Na visão de Apotheker, a verdade revolução da TI virá com o pleno desenvolvimento da chamada "Internet of Things", ou IoT - sigla que designa a expressão "Internet das Coisas". A IoT se baseia na premissa de que, além de ligar pessoas e informações ao redor do mundo, a rede mundial de computadores também poderá interagir com objetos. Não por acaso, a SAP está determinada a continuar investindo somente em softwares - sem se aventurar na indústria de hardware. Nesse sentido, a América Latina e, especialmente o Brasil, tem importância estratégica para a empresa. Atualmente, o Brasil figura entre os dez maiores mercados da SAP no mundo. O objetivo é fazer com que o país fique entre os cinco maiores até 2012. "E por que não torná-lo nosso terceiro maior mercado? Há muito espaço para crescer no Brasil ainda", garantiu Apotheker a AMANHÃ.
A principal concorrente da SAP no Brasil é a Totvs que, no ano passado, adquiriu a catarinense Datasul e ficou com 40% do mercado nacional de ERPs - contra 23% da SAP. Na opinião de Apotheker, o ponto forte da rival está na boa capacidade de distribuição dos produtos no território nacional. No entanto, o executivo avisa que a empresa alemã já está trabalhando para melhorar seus canais no país. Para isso, a principal ferramenta será a internet. Hoje, a SAP já disponibiliza vários programas que podem ser configurados à distância. Apesar de não revelar valores, Apotheker diz que a SAP deverá investir alto no Brasil. "E vai ser uma soma muito maior do que se pode imaginar agora", avisa. É bem possível que a estratégia inclua um novo laboratório, que se somaria ao que está localizado no parque tecnológico da Unisinos, em São Leopoldo (RS). "O país é muito grande. Vamos dar um passo de cada vez", despista o executivo.

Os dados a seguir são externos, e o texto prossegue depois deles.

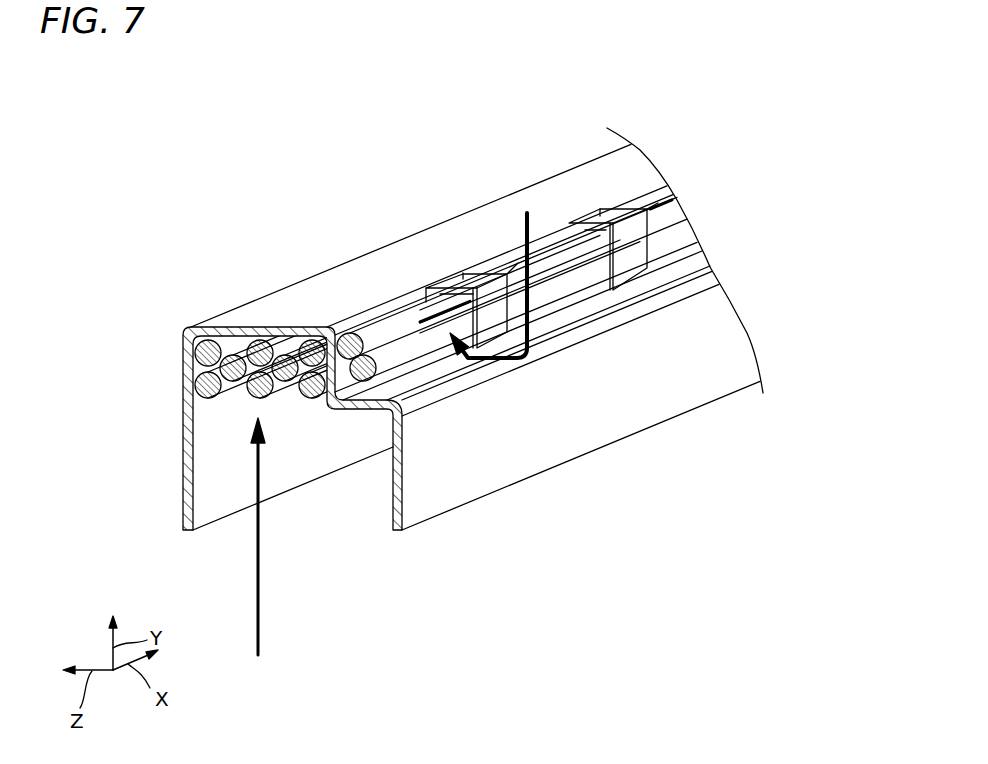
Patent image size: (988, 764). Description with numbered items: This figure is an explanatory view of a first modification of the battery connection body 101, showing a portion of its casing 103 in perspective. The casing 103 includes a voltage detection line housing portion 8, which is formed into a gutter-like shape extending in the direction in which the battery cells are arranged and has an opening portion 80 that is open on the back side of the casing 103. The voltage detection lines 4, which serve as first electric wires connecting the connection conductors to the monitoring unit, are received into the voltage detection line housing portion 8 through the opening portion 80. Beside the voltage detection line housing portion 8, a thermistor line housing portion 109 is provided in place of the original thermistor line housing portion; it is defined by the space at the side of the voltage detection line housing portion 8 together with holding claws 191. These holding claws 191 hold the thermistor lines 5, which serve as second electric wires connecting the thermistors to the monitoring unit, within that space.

The battery connection body 101 is at (707, 86).
The casing 103 is at (383, 245).
The voltage detection lines 4 is at (195, 362).
The thermistor lines 5 is at (578, 245).
The voltage detection line housing portion 8 is at (213, 440).
The opening portion 80 is at (357, 478).
The thermistor line housing portion 109 is at (417, 372).
The holding claws 191 is at (517, 261).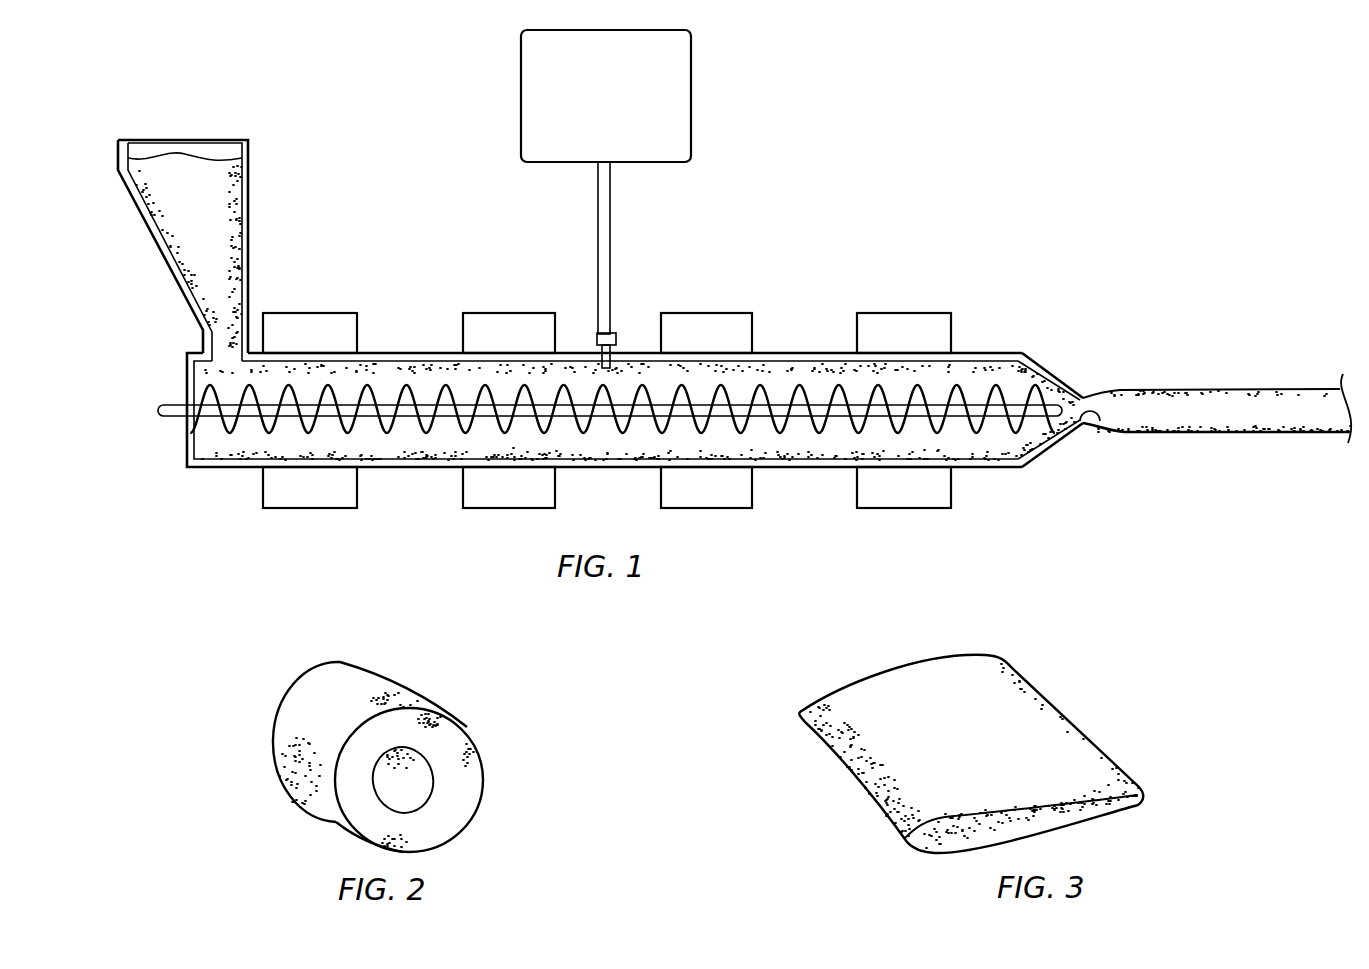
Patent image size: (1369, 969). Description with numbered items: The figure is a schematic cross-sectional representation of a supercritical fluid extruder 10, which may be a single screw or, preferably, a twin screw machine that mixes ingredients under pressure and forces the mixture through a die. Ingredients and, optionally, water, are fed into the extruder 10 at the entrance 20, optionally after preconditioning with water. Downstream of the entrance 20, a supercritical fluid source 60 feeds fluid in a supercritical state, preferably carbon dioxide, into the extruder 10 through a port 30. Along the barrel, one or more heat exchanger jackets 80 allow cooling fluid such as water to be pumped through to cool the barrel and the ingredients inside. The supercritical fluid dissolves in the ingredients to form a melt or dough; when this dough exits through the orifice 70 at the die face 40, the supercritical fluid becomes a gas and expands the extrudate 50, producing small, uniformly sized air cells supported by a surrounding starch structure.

Aquisições - dentro ou fora do Brasil - não estão descartadas. Fontes de mercado afirmam que a SAP estaria negociando a compra da norte-americana Sybase. Apotheker nega, mas admite que a companhia tem interesse em recuperar o ímpeto de crescimento nos mercados desenvolvidos tão logo a economia se assente. "No futuro, chegaremos a ter até dois dígitos de crescimento", promete ele.